Under Ricard family stewardship, Bendor has morphed from a scruffy patch of offshore pasture into a very urbanised space with neat flower beds, paved footpaths and quirky sculptures. It's dead at this time of year, but summer visitors can learn about pastis and other drinks in a museum devoted to wines and spirits.

So Bendor has certainly changed since the days when the New Zealand writer Katherine Mansfield lived in Bandol and looked out on dull January days across the water to Bendor. January 1916 was a rare period when Mansfield was truly happy. She arrived in Provence in November 1915, staying for a while in Cassis (where Virginia Woolf was later to quaff white wine and smoke cigars). By the end of the year Mansfield was settled in the Villa Pauline in Bandol, where an almond tree tapped at the window of the dining room. Here she wrote a remarkable short piece called The Prelude.

Mansfield was never rosy-eyed about the Mediterranean. She once famously described the sunset at Bandol as looking "horribly like a morsel of tinned apricot." She bemoaned the absence of comfortable chairs in Bandol. "What appalling furniture," she wrote. "If you want to talk, the only possible thing to do is go to bed... you're simply forced into bed - no matter with whom."
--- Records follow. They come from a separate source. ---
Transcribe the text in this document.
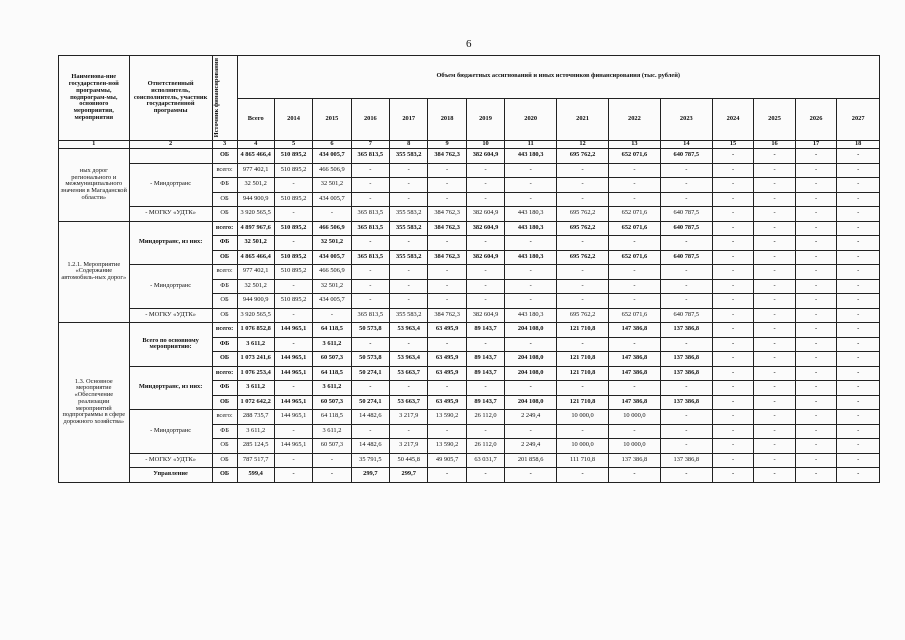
6
Наименова-ние государствен-ной программы, подпрограм-мы, основного мероприятия, мероприятия	Ответственный исполнитель, соисполнитель, участник государственной программы	Источник финансирования	Объем бюджетных ассигнований и иных источников финансирования (тыс. рублей)														
			Всего	2014	2015	2016	2017	2018	2019	2020	2021	2022	2023	2024	2025	2026	2027
1	2	3	4	5	6	7	8	9	10	11	12	13	14	15	16	17	18
ных дорог регионального и межмуниципального значения в Магаданской области»		ОБ	4 865 466,4	510 895,2	434 005,7	365 813,5	355 583,2	384 762,3	382 604,9	443 180,3	695 762,2	652 071,6	640 787,5	-	-	-	-
	- Миндортранс	всего:	977 402,1	510 895,2	466 506,9	-	-	-	-	-	-	-	-	-	-	-	-
		ФБ	32 501,2	-	32 501,2	-	-	-	-	-	-	-	-	-	-	-	-
		ОБ	944 900,9	510 895,2	434 005,7	-	-	-	-	-	-	-	-	-	-	-	-
	- МОГКУ «УДТК»	ОБ	3 920 565,5	-	-	365 813,5	355 583,2	384 762,3	382 604,9	443 180,3	695 762,2	652 071,6	640 787,5	-	-	-	-
1.2.1. Мероприятие «Содержание автомобиль-ных дорог»	Миндортранс, из них:	всего:	4 897 967,6	510 895,2	466 506,9	365 813,5	355 583,2	384 762,3	382 604,9	443 180,3	695 762,2	652 071,6	640 787,5	-	-	-	-
		ФБ	32 501,2	-	32 501,2	-	-	-	-	-	-	-	-	-	-	-	-
		ОБ	4 865 466,4	510 895,2	434 005,7	365 813,5	355 583,2	384 762,3	382 604,9	443 180,3	695 762,2	652 071,6	640 787,5	-	-	-	-
	- Миндортранс	всего:	977 402,1	510 895,2	466 506,9	-	-	-	-	-	-	-	-	-	-	-	-
		ФБ	32 501,2	-	32 501,2	-	-	-	-	-	-	-	-	-	-	-	-
		ОБ	944 900,9	510 895,2	434 005,7	-	-	-	-	-	-	-	-	-	-	-	-
	- МОГКУ «УДТК»	ОБ	3 920 565,5	-	-	365 813,5	355 583,2	384 762,3	382 604,9	443 180,3	695 762,2	652 071,6	640 787,5	-	-	-	-
1.3. Основное мероприятие «Обеспечение реализации мероприятий подпрограммы в сфере дорожного хозяйства»	Всего по основному мероприятию:	всего:	1 076 852,8	144 965,1	64 118,5	50 573,8	53 963,4	63 495,9	89 143,7	204 108,0	121 710,8	147 386,8	137 386,8	-	-	-	-
		ФБ	3 611,2	-	3 611,2	-	-	-	-	-	-	-	-	-	-	-	-
		ОБ	1 073 241,6	144 965,1	60 507,3	50 573,8	53 963,4	63 495,9	89 143,7	204 108,0	121 710,8	147 386,8	137 386,8	-	-	-	-
	Миндортранс, из них:	всего:	1 076 253,4	144 965,1	64 118,5	50 274,1	53 663,7	63 495,9	89 143,7	204 108,0	121 710,8	147 386,8	137 386,8	-	-	-	-
		ФБ	3 611,2	-	3 611,2	-	-	-	-	-	-	-	-	-	-	-	-
		ОБ	1 072 642,2	144 965,1	60 507,3	50 274,1	53 663,7	63 495,9	89 143,7	204 108,0	121 710,8	147 386,8	137 386,8	-	-	-	-
	- Миндортранс	всего:	288 735,7	144 965,1	64 118,5	14 482,6	3 217,9	13 590,2	26 112,0	2 249,4	10 000,0	10 000,0	-	-	-	-	-
		ФБ	3 611,2	-	3 611,2	-	-	-	-	-	-	-	-	-	-	-	-
		ОБ	285 124,5	144 965,1	60 507,3	14 482,6	3 217,9	13 590,2	26 112,0	2 249,4	10 000,0	10 000,0	-	-	-	-	-
	- МОГКУ «УДТК»	ОБ	787 517,7	-	-	35 791,5	50 445,8	49 905,7	63 031,7	201 858,6	111 710,8	137 386,8	137 386,8	-	-	-	-
	Управление	ОБ	599,4	-	-	299,7	299,7	-	-	-	-	-	-	-	-	-	-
There is no record as to whether a glass of pastis ever crossed Katherine Mansfield's lips. Nor do her diaries record whether she ever set foot on Bendor. In those days, only the occasional goatherd or fisherman visited the rocky island. Katherine Mansfield and the literary set moved away from Bandol, and nowadays the town's harbour is popular with the yachting crowd. Wander through the marina on a summer evening and, long before the sun is over the yardarm, there's the clink of glasses as the pastis flows freely. Paul Ricard died in 1997, but his version of pastis is still popular worldwide. And, each time we raise a glass, we cannot but think of Bendor and Bandol.